The hallmark of ADHD is that novel stimuli commands the individuals’ attention, but as the information continues, attention wanes. In time it deteriorates completely. Therefore, we should expect clients with ADHD to give their best performance at the beginning of a test and show deterioration over time.

Standard vigilance-attention tests are routinely administered in evaluating attention deficit disorders. The Auditory Continuous Performance Test (ACPT)1 is such an auditory vigilance task, in which the client listens to a list of 96 monosyllabic words presented six times. Directions are to raise your thumb every time the target word, dog, is heard.
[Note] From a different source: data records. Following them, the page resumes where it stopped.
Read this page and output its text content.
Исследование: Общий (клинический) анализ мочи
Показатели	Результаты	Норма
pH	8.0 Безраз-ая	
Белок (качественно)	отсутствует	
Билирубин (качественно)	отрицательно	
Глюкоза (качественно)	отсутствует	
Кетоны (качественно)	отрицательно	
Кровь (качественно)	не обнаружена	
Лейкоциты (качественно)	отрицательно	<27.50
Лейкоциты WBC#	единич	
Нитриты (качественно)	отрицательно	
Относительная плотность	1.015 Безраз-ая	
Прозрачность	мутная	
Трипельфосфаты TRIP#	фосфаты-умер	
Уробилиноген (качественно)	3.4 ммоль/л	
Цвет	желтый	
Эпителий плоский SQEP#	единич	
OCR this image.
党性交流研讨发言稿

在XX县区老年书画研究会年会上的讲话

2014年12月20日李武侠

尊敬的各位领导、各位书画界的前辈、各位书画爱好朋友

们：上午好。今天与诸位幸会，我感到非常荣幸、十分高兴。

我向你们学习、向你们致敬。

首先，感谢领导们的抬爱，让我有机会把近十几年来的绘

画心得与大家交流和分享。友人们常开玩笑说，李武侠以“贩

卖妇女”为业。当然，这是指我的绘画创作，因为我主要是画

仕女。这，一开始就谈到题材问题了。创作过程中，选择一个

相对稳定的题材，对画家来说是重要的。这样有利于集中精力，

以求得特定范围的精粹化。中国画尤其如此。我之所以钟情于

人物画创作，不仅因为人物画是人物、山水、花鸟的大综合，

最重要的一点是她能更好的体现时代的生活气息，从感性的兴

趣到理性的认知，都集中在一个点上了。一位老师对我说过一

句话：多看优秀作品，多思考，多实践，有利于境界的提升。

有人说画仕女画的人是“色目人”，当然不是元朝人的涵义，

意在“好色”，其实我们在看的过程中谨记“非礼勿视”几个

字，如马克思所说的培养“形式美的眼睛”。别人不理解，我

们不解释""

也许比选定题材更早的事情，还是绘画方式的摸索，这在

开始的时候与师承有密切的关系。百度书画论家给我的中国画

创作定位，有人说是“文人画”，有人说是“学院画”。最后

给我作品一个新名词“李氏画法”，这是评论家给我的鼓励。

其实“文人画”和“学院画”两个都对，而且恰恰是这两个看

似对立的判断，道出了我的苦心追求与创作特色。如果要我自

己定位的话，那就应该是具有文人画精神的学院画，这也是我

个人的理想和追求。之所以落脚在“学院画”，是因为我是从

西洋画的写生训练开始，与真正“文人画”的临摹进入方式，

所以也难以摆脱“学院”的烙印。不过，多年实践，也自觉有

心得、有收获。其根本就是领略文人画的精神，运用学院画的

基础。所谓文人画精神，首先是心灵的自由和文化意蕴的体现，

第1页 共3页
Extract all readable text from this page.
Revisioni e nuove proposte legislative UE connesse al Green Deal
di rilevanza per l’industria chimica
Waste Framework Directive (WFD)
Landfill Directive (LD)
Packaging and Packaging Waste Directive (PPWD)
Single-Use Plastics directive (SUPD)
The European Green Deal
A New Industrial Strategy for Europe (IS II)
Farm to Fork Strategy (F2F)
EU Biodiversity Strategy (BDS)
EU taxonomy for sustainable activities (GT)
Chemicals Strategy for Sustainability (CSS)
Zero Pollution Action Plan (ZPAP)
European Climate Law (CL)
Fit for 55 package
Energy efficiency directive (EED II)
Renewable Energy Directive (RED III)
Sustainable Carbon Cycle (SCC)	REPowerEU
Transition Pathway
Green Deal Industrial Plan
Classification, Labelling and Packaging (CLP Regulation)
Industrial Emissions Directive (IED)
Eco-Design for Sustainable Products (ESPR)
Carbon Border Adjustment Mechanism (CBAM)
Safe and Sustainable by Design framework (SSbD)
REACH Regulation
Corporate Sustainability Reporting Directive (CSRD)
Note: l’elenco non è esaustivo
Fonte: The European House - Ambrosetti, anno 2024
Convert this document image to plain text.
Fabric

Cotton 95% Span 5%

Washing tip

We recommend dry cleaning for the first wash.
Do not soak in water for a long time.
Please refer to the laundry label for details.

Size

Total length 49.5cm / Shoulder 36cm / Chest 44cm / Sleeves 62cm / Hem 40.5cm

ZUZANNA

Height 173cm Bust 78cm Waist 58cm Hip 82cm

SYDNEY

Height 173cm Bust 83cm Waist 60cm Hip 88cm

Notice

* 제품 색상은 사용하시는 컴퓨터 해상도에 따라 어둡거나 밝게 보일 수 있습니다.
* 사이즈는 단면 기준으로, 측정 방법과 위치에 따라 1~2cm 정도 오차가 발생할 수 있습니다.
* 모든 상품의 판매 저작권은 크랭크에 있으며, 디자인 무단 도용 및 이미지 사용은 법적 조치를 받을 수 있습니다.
Impulsive scores are when the client raises his thumb to words other than the target word. Inattention scores are when there is no response to the target word. The administration of all 576 words takes about 15 minutes. There are 20 target words presented in each set. The 1st set of test responses is compared to the 6th set to ascertain a difference between sets on two areas: auditory impulsivity and auditory inattention.


A CAP Test Can Be Reviewed for Inattention Influence on Test Performance?

With standard vigilance-attention tasks, it is routine to compare the first set of responses with the final set, to ascertain if the individual’s attention ability was maintained throughout the test.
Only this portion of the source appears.